While you might not see an abundance of plant life on the island, though, it is home to the world’s largest collection of seeds — a collection that just grew by another 60,000 varieties.
At more than 1,700 gene banks across the globe, scientists store seeds and other genetic material from crops at below-freezing temperatures.
That way, if something major happens to the crop in the wild — a pest wipes it out, for example — humanity can use the backup genetic material to begin growing the crop again.
“Generations from now, these seeds will still hold our history.”
Chuck Hoskin Jr.
In 2008, Norway opened the Svalbard Global Seed Vault, also known as the “Doomsday” Vault, to serve as an extra backup to those backups.
Gene banks send duplicates of their seeds to the Seed Vault, a massive facility built into the side of a sandstone mountain on Spitsbergen. Then, if something were to happen to the gene bank — it’s destroyed during a war or natural disaster, for example — humanity will still have copies of the seeds.
The Seed Vault has already served its intended purpose, too. In 2015, scientists from an Aleppo-based seed bank withdrew 38,073 seed samples from the Svalbard vault to replace ones lost during the Syrian war.
The Seed Vault opened with a stash of 320,000 genetically unique seed samples.
That number has increased steadily over the past 12 years, and in February, 36 different groups deposited more than 60,000 new seed samples into the vault. The current total is now over one million varieties.
Eight of the 36 groups had never deposited seeds into the Svalbard vault before. One of those groups, the Cherokee Nation, became the first tribe based in the U.S. to contribute their traditional seeds to the Doomsday Vault. This deposit consisted of a variety of beans, corn, and ceremonial tobacco.
“Generations from now, these seeds will still hold our history and there will always be a part of the Cherokee Nation in the world,” Cherokee Nation Principal Chief Chuck Hoskin Jr. said in a statement.
The source of the seeds isn’t the only remarkable thing about the latest deposit.

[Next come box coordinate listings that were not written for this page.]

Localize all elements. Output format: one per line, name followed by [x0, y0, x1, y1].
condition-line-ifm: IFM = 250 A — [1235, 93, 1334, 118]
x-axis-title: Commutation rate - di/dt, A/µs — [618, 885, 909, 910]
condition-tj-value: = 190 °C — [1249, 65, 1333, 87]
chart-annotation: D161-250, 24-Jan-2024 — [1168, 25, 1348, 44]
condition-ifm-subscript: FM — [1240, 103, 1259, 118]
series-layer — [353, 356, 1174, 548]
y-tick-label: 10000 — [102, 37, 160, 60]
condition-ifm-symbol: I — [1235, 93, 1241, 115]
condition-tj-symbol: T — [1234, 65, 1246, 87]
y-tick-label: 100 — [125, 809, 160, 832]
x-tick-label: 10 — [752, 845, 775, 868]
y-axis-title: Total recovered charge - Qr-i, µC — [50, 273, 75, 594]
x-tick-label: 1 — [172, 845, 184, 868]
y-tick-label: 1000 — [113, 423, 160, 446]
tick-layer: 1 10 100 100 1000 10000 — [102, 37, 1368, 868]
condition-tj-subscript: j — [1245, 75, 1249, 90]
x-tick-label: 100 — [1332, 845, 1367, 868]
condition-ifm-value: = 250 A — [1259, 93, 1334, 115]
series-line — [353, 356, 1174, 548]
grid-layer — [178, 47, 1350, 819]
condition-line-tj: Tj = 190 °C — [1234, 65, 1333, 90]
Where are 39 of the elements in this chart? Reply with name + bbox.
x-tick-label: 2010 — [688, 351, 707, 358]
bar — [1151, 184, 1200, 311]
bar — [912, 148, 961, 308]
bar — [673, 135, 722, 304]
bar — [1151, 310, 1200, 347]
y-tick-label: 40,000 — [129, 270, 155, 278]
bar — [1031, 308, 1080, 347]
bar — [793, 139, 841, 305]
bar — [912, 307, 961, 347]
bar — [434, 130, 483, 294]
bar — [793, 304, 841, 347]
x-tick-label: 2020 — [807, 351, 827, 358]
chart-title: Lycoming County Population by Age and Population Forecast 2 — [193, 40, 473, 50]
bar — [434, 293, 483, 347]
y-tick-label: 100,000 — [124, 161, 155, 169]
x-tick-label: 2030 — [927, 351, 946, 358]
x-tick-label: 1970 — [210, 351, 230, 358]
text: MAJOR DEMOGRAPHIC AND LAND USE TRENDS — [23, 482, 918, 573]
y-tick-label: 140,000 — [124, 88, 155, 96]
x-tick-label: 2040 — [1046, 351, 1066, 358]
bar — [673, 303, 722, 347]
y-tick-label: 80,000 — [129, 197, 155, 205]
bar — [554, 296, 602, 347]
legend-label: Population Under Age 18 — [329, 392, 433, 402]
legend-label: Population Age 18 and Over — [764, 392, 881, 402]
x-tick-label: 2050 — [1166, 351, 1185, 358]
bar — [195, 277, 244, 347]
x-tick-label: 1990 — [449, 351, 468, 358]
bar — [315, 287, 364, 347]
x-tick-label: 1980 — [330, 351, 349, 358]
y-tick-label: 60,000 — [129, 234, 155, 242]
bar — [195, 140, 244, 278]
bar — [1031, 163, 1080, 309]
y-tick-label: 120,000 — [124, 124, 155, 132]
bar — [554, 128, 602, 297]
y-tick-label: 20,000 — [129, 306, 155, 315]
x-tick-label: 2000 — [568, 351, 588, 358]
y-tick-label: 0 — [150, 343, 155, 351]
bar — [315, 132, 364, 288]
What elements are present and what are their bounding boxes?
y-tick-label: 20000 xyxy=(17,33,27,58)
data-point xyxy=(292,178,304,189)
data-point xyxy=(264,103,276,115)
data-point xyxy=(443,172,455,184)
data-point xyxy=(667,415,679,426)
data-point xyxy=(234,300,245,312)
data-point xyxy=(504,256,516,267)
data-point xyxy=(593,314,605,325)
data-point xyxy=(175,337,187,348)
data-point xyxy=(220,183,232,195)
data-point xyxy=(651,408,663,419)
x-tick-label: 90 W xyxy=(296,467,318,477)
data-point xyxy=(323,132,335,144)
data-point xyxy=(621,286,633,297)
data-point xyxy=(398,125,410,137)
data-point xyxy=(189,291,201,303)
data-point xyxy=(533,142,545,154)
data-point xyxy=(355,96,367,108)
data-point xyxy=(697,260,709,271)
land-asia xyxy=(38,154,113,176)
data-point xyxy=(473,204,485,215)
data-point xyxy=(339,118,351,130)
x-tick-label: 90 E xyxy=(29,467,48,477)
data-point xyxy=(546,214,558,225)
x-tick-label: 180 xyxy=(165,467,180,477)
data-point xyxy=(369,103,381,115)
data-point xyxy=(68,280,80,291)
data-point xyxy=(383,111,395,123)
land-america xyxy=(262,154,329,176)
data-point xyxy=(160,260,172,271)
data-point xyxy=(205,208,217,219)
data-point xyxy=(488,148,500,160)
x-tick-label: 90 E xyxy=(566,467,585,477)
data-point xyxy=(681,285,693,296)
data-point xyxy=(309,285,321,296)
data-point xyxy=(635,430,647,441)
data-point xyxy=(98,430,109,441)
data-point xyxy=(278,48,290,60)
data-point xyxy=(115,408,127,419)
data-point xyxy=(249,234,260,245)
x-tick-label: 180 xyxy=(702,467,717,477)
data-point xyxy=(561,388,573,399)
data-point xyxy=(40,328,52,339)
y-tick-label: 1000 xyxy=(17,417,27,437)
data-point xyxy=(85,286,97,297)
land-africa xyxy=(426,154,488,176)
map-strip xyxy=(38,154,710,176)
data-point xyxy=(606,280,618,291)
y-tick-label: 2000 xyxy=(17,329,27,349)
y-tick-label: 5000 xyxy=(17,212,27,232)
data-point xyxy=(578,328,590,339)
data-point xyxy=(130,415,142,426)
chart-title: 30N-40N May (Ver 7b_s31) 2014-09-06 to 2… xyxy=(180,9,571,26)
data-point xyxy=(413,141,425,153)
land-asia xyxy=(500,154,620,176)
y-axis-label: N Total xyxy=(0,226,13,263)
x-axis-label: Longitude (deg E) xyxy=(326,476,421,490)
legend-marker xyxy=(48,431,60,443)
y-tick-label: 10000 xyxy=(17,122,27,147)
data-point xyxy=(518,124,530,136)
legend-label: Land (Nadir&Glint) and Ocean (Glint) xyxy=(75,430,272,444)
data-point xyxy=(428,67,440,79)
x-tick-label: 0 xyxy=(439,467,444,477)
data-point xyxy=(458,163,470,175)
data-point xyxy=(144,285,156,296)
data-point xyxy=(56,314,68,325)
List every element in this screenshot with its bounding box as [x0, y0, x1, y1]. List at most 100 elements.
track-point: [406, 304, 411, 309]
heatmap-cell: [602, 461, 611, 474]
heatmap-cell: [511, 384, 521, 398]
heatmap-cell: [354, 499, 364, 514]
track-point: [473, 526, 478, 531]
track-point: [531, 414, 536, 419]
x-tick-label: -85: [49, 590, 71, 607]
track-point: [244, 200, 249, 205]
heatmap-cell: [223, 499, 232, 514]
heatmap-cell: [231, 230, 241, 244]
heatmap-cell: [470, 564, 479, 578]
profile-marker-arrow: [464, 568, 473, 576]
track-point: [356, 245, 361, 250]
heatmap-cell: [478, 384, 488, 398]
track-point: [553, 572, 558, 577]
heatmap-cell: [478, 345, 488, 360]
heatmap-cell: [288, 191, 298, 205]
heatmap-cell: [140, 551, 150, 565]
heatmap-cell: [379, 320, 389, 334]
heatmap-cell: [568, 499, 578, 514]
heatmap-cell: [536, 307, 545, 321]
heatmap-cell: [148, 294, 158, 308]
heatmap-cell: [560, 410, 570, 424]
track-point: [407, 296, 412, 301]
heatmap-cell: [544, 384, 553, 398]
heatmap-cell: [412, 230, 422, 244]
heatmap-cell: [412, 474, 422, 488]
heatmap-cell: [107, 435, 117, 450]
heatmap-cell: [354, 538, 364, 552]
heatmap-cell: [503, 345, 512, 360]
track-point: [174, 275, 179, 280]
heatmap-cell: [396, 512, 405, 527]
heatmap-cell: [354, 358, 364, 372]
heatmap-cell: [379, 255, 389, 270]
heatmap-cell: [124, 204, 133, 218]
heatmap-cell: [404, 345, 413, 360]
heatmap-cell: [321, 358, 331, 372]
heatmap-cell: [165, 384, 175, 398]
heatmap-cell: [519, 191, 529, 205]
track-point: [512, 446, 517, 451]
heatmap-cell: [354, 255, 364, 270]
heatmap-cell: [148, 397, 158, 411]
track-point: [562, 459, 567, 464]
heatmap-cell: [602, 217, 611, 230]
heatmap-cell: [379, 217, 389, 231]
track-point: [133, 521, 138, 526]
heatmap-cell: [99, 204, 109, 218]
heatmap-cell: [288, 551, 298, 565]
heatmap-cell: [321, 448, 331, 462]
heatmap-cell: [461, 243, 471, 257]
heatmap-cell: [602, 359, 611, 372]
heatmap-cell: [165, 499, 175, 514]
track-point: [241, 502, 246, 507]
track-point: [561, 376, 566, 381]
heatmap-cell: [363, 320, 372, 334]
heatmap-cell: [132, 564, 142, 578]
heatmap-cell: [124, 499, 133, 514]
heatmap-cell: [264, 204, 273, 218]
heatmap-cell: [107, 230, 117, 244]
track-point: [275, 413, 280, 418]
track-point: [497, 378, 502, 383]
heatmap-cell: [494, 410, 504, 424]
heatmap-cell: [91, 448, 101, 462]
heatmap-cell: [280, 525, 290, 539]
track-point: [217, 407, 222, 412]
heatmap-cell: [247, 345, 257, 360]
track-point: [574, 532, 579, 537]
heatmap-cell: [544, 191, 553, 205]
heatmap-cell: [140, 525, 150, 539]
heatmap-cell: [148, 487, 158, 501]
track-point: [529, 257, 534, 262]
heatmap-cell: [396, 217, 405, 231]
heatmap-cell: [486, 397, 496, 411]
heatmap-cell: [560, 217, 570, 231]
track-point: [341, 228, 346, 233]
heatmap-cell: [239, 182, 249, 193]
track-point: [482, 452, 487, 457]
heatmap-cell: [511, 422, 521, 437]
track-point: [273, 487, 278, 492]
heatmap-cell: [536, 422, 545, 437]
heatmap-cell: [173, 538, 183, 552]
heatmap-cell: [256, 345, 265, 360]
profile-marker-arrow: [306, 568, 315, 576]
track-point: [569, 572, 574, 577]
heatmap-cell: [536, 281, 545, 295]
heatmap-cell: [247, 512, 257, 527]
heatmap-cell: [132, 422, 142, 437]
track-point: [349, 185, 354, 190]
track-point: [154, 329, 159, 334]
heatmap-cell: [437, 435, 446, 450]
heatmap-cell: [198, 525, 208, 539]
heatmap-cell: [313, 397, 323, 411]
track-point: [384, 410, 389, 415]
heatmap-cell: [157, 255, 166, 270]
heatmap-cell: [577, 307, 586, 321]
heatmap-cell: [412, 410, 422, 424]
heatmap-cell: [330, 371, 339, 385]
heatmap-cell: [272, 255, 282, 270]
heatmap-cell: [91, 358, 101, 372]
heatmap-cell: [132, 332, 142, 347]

When the Seed Vault opened, Spitsbergen seemed like an ideal location for such a facility. It was high enough above sea level that rising waters would not be a concern; cold enough that the seeds would remain frozen even without mechanical refrigeration; and remote enough that it seemed unlikely to be affected by war.
By 2017, however, it was clear that even the “Doomsday” Vault was not impervious to the effects of global warming — rising temperatures in the region caused permafrost to melt, sending water flooding into the vault’s entryway.
“It was not in our plans to think that the permafrost would not be there and that it would experience extreme weather like that,” Hege Njaa Aschim, a spokesperson for the Norwegian government, told The Guardian at the time. “A lot of water went into the start of the tunnel and then it froze to ice, so it was like a glacier when you went in.”
The February 25 deposit marked the first major addition of seeds to the vault following a $21 million upgrade in 2019, designed to account for those unforeseen environmental changes.
Hopefully, that upgrade will sufficiently “future-proof” the vault against climate change — ensuring that the seeds within the “Doomsday” Vault remain preserved no matter what goes on outside its walls.